With development of spatial transfriptomics, we can get the spatial information of gene expression. However, the data is 2D, and it is hard to visualize the data in 3D. Here, I will introduce some methods to visualize the data in 3D.

But for the first time, there are only some visualization method, next i will introduce some methods.

here is the code, which is easy for understanding.

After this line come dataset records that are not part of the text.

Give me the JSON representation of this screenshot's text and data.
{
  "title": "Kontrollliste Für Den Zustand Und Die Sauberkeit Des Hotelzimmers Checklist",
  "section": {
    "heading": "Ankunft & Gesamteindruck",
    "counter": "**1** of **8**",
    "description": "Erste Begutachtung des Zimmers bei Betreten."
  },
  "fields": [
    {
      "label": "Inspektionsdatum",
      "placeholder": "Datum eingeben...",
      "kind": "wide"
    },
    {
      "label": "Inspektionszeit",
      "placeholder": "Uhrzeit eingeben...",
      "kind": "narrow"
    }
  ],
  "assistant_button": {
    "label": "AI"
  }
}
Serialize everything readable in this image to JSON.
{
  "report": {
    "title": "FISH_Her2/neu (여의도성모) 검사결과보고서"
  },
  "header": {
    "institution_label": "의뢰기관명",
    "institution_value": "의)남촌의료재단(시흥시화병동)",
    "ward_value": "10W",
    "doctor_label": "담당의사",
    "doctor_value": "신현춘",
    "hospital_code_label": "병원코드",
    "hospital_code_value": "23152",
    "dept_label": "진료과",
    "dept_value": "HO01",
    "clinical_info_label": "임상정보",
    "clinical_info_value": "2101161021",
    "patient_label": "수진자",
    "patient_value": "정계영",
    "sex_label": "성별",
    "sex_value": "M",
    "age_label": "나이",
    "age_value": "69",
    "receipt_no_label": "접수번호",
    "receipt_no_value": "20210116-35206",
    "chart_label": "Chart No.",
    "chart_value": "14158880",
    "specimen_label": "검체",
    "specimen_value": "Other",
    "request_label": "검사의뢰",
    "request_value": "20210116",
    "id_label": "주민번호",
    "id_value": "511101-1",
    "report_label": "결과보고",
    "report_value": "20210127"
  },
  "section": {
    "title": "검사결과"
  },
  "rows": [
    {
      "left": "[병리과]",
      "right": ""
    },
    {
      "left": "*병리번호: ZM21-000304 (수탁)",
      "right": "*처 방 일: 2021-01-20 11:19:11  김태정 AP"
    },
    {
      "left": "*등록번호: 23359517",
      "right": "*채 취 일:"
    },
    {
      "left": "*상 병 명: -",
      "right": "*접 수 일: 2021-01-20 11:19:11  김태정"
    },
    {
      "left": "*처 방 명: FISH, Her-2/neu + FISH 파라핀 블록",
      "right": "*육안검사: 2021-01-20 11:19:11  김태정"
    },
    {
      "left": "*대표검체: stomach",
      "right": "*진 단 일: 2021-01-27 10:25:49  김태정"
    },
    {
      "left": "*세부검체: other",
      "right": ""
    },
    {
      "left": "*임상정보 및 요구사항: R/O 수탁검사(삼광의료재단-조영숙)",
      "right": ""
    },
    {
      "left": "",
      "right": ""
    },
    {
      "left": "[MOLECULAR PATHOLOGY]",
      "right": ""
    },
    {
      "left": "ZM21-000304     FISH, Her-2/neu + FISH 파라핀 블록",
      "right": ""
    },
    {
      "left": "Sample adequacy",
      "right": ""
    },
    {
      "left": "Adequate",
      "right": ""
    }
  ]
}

def plot_cloud_point(adata: ad.AnnData, 
                     spatial_key: str='3d_align_spatial',
                     anno: str='region',
                     color_anno: str='color_anno',
                     color_map: Optional[dict] = None,
                     point_size: Union[float, list] = 20,
                     save_path: Optional[str] = None
):
    # position_s = adata.obsm['3d_align_spatial']
    # color_s = [color_map[i] for i in adata.obs[anno].tolist()]
    # point_size_s = [i**0.5 for i in adata.obs['area'].tolist()]
    
    if color_map is None:
        color_map = adata.uns[color_anno]
    print(color_map)
    ## 01. hexadecimal conversion
    annotation = list(color_map.keys())
    colors = np.array(list(color_map.values()))
    color_arr = np.array([int(c[1:], 16) for c in colors], dtype=np.uint32)
    color_map = dict(zip(annotation, color_arr))

    ## 02.generate  
    pts_map = {}
    #color_list = []
    point_cloud = np.empty((0,3), float)
    
    point_cloud = np.append(point_cloud, adata.obsm[spatial_key], axis=0)
    for i in range(len(adata.obs)):
        annot = adata.obs[anno][i]
        if annot not in pts_map:
            pts_map[annot] = np.empty((0,3), float)
        pts_map[annot] = np.append(pts_map[annot], [adata.obsm[spatial_key][i]], axis=0)
    
    ## 03. plot k3d
    plot = k3d.plot()
    for key, val in sorted(pts_map.items()):
        plt_points = k3d.points(positions=val,
                                colors = [color_map[key]]*val.shape[0],
                                point_size=point_size,
                                # shader='3dSpecular',
                                shader='dot',
                                opacity= 1,
                                name = key,
                               )
        plot += plt_points
    with open(save_path,'w') as fp:
        fp.write(plot.get_snapshot())
    return plot

for this code, i used the k3d package, which is a 3D visualization package. but it's helpful for spatial transcriptomics data.

for the package import, you can use the following code:

import scanpy as sc
import pandas as pd
import numpy as np
import anndata as ad
from typing import Optional,Union
import k3d

you can download some 3d spatial transcriptomics data to make a visualization.